I’ve noted here on this blog how Bryce Covert highlighted this economic reality over at The Nation earlier this year. Frum continues:
These trends should not surprise anyone. Women choose abortion for one overwhelming reason: economic insecurity. The large majority of women who chose abortion in 2008, 57%, reported a disruptive event in their lives in the previous 12 months: most often, the loss of a job or home.
Of the women who choose abortion, 58% are in their 20s. Some 61% of them already have a child.
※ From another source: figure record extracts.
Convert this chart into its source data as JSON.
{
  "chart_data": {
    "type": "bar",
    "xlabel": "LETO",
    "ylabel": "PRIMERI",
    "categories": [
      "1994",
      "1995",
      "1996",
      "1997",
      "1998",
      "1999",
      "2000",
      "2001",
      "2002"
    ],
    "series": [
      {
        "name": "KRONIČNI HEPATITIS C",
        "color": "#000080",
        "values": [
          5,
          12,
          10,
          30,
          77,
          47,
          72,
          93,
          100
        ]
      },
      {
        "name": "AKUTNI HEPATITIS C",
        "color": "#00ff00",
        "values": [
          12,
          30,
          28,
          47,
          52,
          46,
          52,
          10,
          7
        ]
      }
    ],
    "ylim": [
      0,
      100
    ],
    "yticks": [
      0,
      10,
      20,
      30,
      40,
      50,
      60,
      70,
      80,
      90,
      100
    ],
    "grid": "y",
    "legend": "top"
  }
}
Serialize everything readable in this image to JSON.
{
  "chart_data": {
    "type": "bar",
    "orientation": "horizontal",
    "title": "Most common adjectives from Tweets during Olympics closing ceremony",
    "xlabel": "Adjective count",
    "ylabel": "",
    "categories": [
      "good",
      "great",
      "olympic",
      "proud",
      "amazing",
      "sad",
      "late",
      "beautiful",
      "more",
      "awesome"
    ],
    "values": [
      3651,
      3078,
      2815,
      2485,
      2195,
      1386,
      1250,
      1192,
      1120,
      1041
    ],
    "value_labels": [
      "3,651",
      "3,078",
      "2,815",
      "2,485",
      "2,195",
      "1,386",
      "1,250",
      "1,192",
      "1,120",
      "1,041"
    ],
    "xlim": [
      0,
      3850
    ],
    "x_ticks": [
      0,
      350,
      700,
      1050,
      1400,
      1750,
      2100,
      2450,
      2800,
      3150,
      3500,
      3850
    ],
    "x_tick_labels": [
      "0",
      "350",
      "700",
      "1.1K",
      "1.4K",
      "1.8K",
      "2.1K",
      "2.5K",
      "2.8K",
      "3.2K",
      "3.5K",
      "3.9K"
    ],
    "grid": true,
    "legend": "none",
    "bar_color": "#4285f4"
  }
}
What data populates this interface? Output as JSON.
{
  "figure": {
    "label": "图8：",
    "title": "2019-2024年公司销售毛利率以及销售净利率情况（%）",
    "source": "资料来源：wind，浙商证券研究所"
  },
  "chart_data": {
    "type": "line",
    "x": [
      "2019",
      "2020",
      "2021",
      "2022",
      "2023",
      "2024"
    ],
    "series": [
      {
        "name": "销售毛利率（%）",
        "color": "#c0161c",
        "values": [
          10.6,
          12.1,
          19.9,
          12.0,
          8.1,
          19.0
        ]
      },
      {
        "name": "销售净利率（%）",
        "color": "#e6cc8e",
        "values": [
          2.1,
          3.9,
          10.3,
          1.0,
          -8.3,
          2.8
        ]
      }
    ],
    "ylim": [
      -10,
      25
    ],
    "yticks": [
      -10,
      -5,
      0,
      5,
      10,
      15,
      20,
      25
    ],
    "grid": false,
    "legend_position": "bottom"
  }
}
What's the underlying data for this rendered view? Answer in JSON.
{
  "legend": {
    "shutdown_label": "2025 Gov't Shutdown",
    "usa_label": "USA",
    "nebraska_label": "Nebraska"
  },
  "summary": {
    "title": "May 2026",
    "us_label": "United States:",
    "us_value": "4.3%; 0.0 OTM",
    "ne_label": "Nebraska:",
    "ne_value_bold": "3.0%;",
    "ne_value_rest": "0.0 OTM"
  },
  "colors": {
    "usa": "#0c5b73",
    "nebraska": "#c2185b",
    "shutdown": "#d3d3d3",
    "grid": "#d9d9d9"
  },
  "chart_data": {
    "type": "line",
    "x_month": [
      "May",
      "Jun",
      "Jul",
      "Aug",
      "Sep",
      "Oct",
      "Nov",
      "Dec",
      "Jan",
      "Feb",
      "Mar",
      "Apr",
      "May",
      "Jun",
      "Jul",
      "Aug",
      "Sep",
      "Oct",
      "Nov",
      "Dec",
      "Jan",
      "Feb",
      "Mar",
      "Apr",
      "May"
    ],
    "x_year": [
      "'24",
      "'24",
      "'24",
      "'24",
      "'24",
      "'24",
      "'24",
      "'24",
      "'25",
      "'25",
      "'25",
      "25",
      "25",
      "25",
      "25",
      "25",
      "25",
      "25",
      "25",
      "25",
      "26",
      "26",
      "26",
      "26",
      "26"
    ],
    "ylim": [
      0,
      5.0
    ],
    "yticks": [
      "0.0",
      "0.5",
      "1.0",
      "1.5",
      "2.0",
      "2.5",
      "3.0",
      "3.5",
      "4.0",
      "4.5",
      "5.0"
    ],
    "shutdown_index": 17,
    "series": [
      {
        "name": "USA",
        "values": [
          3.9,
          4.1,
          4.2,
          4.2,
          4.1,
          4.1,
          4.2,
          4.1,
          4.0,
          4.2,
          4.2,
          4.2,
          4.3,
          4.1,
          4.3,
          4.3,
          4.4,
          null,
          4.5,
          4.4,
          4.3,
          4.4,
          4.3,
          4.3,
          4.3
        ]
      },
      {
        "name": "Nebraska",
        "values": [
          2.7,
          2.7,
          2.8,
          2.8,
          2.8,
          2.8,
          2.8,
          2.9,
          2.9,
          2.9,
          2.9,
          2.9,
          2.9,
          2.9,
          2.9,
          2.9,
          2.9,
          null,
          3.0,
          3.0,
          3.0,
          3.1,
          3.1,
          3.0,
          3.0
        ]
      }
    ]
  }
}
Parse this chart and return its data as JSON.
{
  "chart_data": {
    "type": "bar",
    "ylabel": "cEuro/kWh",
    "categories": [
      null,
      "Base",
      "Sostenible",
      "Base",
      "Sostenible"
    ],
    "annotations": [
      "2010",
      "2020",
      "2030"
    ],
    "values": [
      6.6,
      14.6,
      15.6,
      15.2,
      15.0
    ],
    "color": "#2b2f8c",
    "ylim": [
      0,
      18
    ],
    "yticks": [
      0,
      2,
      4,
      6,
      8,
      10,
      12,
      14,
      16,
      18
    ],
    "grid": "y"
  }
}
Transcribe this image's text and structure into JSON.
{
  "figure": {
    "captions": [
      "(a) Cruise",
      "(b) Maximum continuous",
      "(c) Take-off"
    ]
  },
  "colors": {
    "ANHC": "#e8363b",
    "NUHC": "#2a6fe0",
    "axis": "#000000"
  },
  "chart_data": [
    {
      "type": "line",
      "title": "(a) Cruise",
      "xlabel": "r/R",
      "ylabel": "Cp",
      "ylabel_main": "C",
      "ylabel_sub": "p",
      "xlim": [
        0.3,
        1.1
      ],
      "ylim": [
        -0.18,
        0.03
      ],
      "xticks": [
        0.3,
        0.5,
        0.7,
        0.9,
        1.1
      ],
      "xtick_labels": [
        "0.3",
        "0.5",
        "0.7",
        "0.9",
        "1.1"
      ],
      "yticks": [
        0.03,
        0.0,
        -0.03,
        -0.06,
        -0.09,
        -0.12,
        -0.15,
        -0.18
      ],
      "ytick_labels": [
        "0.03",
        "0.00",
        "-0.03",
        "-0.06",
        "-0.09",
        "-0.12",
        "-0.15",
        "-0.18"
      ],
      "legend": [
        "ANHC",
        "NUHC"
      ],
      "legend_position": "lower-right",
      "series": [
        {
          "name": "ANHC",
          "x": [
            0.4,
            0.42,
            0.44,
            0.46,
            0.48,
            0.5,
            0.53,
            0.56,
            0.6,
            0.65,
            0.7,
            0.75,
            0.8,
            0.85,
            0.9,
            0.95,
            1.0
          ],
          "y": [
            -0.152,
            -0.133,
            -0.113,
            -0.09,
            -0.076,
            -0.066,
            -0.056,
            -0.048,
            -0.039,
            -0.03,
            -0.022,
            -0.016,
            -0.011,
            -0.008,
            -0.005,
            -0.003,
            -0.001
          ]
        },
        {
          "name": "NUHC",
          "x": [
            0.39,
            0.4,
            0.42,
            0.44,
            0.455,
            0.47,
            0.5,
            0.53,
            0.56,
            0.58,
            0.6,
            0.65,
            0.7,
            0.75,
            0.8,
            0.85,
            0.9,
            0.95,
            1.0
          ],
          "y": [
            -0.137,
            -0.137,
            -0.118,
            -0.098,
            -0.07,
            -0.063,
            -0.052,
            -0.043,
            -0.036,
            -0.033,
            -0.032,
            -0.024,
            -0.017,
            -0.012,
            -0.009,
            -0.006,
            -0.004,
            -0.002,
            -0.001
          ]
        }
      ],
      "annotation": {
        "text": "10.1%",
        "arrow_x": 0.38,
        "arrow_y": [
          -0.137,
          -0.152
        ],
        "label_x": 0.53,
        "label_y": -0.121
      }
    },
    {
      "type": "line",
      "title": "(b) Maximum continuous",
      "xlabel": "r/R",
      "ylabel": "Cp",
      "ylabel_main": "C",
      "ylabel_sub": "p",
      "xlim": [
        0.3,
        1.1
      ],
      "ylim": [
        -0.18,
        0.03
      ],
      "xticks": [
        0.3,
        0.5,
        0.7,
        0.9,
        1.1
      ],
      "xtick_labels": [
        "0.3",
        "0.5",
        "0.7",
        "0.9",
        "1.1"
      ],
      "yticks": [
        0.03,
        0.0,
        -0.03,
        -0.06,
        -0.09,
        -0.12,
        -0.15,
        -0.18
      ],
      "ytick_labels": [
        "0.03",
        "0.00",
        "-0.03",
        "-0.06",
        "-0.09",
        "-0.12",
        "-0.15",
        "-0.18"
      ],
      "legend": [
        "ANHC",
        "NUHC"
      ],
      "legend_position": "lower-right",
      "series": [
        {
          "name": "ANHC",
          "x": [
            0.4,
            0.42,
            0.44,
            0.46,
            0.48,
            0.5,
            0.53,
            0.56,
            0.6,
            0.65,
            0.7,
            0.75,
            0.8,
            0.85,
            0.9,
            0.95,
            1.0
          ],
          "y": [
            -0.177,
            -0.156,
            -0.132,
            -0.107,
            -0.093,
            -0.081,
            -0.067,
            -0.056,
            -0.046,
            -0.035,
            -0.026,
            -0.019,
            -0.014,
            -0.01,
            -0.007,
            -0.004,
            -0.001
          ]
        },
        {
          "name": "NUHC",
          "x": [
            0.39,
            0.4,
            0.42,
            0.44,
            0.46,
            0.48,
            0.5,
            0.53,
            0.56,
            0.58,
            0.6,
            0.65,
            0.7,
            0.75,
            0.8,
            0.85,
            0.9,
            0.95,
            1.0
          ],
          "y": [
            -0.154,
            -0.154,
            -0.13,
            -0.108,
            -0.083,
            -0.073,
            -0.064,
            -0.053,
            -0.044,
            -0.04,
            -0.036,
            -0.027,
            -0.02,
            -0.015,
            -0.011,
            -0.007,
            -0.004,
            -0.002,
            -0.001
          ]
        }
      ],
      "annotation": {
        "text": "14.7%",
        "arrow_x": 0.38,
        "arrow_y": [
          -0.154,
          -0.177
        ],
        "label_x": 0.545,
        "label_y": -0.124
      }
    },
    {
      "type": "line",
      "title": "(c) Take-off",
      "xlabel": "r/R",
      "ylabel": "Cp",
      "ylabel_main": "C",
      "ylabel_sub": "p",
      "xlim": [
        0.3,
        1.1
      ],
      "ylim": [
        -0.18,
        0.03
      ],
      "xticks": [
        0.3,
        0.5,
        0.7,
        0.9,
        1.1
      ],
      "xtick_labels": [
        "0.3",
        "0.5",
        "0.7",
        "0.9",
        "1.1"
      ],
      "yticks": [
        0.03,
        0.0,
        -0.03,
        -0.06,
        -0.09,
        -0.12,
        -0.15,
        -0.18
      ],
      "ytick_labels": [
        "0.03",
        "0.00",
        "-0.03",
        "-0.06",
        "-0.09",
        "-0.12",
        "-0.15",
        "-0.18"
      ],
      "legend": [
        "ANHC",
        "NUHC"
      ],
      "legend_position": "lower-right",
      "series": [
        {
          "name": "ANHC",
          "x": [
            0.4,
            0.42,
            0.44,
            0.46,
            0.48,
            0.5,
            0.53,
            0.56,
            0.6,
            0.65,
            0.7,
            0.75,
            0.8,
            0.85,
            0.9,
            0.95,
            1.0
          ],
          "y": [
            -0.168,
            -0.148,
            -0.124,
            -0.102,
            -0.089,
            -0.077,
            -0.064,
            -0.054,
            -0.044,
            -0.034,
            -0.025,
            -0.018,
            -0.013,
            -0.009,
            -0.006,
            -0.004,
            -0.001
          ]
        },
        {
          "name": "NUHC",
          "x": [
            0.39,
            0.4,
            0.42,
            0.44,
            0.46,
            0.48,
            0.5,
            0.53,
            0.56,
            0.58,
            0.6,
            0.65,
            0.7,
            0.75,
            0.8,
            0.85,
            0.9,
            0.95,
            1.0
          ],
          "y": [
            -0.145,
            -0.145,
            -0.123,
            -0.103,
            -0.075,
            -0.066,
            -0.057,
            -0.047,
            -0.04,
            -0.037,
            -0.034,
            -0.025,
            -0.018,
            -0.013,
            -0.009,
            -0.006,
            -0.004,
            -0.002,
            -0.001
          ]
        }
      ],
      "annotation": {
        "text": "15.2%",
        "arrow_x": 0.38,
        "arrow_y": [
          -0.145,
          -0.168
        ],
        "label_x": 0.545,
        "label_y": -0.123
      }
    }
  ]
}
Almost 70% of them are poor or near poor.
Three-quarters say they cannot afford another child.
Frum gives examples from the Netherlands and why immigrant women’s abortion rates have been rising:
They chose abortion because they had become sexually active within male-dominated immigrant subcultures in which access to birth control was restricted, in which female sexuality was tightly policed, in which girls who become pregnant outside marriage are disgraced and in which the costs and obligations of childbearing loaded almost entirely on women alone.
Abortion is a product of poverty and maternal distress.
Not only can we do something to alleviate these things, we have in living memory in this country a keen understanding of what life was like when abortion was not safe and legal:
A woman who enjoys the most emotional and financial security and who has chosen the timing of her pregnancy will not choose abortion, even when abortion laws are liberal. A woman who is dominated, who is poor and who fears bearing the child is likely to find an abortion, even where abortion is restricted, as it was across the United States before 1965.
Regardless of political persuasion, if we do in fact get real about abortion and reproductive justice, rather than getting hyperbolic, we can all get it right.